If each independent attempt succeeds with probability $p$, then after $n$ attempts the probability of at least one success is:

$$
P(\text{success by } n) = 1 - (1-p)^n
$$

This is why limited retries can dramatically improve reliability.

## Exponential backoff intuition

A common schedule is:

$$
\text{delay}_k = \min(\text{cap}, \text{base} \cdot 2^k)
$$

Jitter (randomness) prevents synchronization when many clients retry.

## Practice Steps

- Implement a bounded retry wrapper with exponential backoff + jitter.
- Define a step log record shape.
- Produce logs that let you answer: “what did the agent do, and why did it stop?”

### Sample code

Retry wrapper with backoff.


In [None]:
import random
import time


def with_retries(fn, max_retries: int = 2, base_delay_s: float = 0.2, cap_delay_s: float = 2.0):
    for attempt in range(max_retries + 1):
        try:
            return fn()
        except Exception:
            if attempt >= max_retries:
                raise

            delay = min(cap_delay_s, base_delay_s * (2**attempt))
            jitter = random.uniform(0.0, delay * 0.2)
            time.sleep(delay + jitter)

### Student fill-in

- Add jitter to retries (randomness) to prevent synchronized retry spikes.
- Define a step log record shape for each tool call.
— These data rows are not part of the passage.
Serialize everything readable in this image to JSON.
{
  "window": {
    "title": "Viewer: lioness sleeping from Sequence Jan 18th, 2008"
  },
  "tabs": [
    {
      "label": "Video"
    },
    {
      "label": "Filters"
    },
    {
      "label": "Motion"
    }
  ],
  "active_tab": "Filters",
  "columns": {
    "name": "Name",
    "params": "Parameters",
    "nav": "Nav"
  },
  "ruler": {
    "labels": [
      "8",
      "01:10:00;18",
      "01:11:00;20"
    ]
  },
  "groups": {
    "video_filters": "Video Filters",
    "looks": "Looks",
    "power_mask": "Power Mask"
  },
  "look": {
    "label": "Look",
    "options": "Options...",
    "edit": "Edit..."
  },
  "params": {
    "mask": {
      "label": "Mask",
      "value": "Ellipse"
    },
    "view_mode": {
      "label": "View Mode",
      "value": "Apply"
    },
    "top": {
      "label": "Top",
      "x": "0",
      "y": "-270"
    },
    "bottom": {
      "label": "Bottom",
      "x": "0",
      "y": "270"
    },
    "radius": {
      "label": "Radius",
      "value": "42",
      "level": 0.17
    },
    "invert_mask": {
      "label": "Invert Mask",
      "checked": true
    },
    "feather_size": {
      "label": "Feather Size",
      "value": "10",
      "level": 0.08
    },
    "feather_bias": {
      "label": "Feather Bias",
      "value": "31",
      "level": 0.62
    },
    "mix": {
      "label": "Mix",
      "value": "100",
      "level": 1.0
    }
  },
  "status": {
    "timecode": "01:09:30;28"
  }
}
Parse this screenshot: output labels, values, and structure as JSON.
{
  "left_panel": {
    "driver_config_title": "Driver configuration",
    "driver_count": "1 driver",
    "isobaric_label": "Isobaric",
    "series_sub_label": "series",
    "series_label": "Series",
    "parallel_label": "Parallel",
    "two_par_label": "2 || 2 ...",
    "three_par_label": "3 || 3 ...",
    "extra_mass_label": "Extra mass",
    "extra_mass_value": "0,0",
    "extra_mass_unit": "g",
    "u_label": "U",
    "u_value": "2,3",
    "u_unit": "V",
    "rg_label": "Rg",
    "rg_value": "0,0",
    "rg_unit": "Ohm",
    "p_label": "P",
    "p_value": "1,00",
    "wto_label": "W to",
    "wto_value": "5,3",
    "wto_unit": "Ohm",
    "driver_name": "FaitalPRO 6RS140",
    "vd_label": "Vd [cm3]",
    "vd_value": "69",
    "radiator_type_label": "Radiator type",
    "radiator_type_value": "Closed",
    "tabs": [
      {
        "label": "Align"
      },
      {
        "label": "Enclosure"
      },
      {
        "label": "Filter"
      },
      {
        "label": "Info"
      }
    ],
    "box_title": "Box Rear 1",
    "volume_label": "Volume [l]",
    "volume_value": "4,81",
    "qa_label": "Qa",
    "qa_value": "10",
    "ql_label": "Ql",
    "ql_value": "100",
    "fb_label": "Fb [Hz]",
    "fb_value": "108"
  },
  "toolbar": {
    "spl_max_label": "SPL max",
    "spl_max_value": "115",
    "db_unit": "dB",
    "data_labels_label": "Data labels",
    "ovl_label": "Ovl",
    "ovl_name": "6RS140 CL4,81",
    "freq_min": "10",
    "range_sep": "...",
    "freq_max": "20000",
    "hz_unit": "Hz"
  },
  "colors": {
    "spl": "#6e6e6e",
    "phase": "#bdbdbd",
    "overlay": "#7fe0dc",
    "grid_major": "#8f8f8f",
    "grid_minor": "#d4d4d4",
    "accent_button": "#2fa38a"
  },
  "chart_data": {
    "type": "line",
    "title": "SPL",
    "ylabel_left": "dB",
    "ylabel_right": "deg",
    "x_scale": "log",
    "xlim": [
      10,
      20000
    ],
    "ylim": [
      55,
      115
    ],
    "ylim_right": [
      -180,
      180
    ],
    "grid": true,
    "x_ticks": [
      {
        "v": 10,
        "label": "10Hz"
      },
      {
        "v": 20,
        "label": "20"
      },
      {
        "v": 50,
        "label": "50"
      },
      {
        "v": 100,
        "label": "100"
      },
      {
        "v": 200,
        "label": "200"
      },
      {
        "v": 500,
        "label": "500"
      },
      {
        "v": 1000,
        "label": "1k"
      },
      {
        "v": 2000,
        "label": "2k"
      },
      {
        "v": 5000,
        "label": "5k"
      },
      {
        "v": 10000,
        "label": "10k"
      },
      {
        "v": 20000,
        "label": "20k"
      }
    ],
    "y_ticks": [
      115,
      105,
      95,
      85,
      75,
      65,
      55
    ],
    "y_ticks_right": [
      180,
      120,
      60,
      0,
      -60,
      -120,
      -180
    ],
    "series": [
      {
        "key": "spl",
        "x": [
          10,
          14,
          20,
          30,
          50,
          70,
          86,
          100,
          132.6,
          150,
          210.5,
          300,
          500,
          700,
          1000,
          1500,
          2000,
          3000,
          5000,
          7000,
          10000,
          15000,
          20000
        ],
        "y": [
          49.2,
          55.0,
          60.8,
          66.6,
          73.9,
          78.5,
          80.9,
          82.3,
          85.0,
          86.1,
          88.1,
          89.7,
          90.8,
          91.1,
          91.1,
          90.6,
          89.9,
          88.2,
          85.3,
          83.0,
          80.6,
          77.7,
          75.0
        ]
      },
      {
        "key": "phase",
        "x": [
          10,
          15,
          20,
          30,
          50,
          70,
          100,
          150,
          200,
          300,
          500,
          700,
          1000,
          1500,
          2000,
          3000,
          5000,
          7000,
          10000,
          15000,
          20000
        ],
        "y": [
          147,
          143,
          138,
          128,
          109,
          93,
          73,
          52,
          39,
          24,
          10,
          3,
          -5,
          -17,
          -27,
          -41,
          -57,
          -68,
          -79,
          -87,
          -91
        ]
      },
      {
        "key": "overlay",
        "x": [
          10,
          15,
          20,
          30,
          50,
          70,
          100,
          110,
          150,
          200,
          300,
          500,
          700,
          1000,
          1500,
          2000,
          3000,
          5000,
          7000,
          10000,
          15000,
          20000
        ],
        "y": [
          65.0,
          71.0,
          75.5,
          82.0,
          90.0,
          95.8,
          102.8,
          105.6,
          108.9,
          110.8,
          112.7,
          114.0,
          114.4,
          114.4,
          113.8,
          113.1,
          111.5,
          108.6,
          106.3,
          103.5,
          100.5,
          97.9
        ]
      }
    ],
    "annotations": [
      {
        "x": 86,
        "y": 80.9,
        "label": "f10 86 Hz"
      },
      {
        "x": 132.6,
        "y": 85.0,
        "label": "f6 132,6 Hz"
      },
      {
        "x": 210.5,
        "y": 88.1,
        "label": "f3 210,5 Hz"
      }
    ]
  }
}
Then create one example step log dict and confirm it has all required fields.

In [None]:
STEP_LOG_FIELDS = [
    "request_id",
    "step_index",
    "tool",
    "input",
    "output",
    "error",
    "latency_ms",
]

example_step_log = {
    "request_id": "req_123",
    "step_index": 1,
    "tool": "search",
    "input": {"query": "refund policy", "top_k": 3},
    "output": {"hits": [{"chunk_id": "kb#001", "score": 0.82}]},
    "error": None,
    "latency_ms": 183,
}

print(STEP_LOG_FIELDS)
print(example_step_log)

## Self-check

- Are retries bounded?
- Do step logs include request_id?